Here $K=SO(2),\ H=id$ are the isotropy groups (stabilizers) given in the first paragraph, and $N(H)=id,\ N(K)=O(2)$ are their normalizers in $G=SO(3)$. **Thus such actions are parametrized by integers.**

But Bredon's construction in the book is rather involved. I'm aiming at simple explicit description of this family of $SO(3)$-actions. Moreover, I'm wondering **which of those manifolds are simply connected**. I'm mainly interested in simply connected examples.

Two more remarks:

Remark 1. If we ask the orbit space to be a 2-disk instead of 3-ball, then in Bredon's book he gave explicit classification of such $G$-spaces. More precisely, all $O(n)$-spaces with isotropy groups $O(n-1)$ or $O(n-2)$ and orbit space $D^2$ are given by $\Sigma_k^{2n-1}=S^{n-1}\times D^n \cup_{\varphi^k} S^{n-1}\times D^n$, where $\varphi$ is an $O(n)$-equivariant gluing map. For details see Chapter I.7 and V.6 of Bredon's book "Introduction to Compact Tranformation Groups". Those spaces have alternative description: the Brieskorn varieties $B^{2n-1}_k=\{z_0^k+z_1^2+\cdots z_n^2=0\}\cap S^{2n+1}$, see Chapter V.9 of the book. My goal is to find such explicit description in the case when the orbit space is a 3-ball and the group $G=SO(3)$.
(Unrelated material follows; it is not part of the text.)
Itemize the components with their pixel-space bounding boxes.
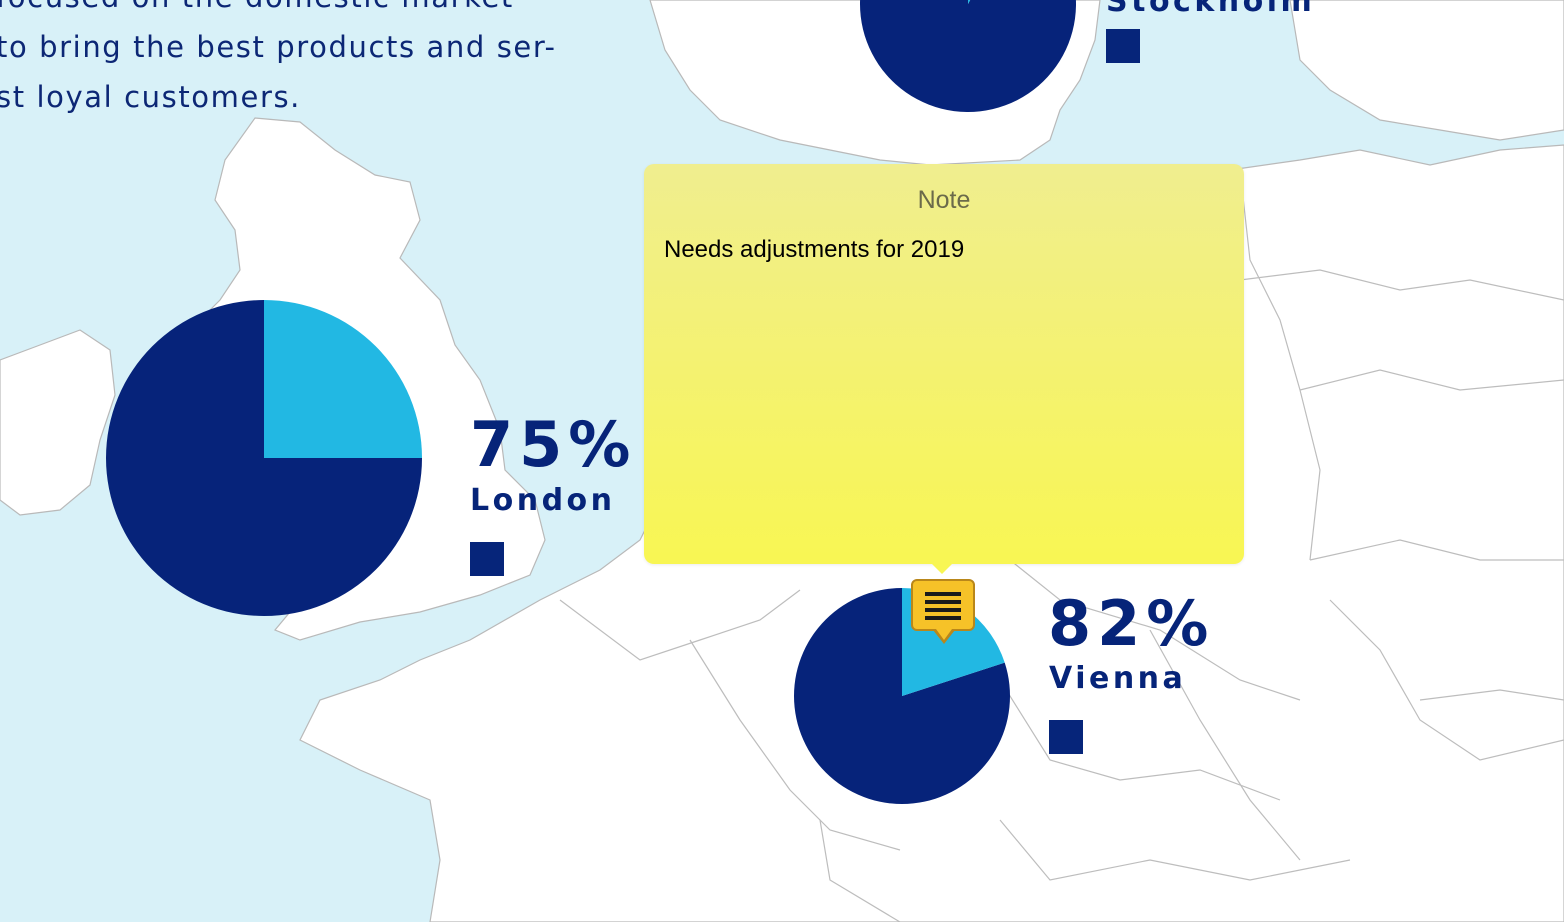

Remark 2. I have one example of such actions. Consider the 4-dimensional complex representation $\mathbb{C}^2\oplus \mathbb{C}^2$ of $SU(2)$, take its projectivization, then we get a linear $SU(2)$-action on $\mathbb{CP}^3$, which is ineffective (not faithful) and descends to an effective $SO(3)$-action. This action satisfies the requirement. And my intuition tells me that this action corresponds to the integer parameter 0. But I don't know how to show it.

I'd like to point out that this question is related to another question I asked: SO(3) action on (simply connected) 6 manifold with discrete fixed point. They are both about $SO(3)$-actions on 6-manifolds, but under different conditions.

Update: I suspect they are $S^2$ bundles over $S^4$, as I construct such actions on $\mathbb{CP}^3$ and $S^2\times S^4$.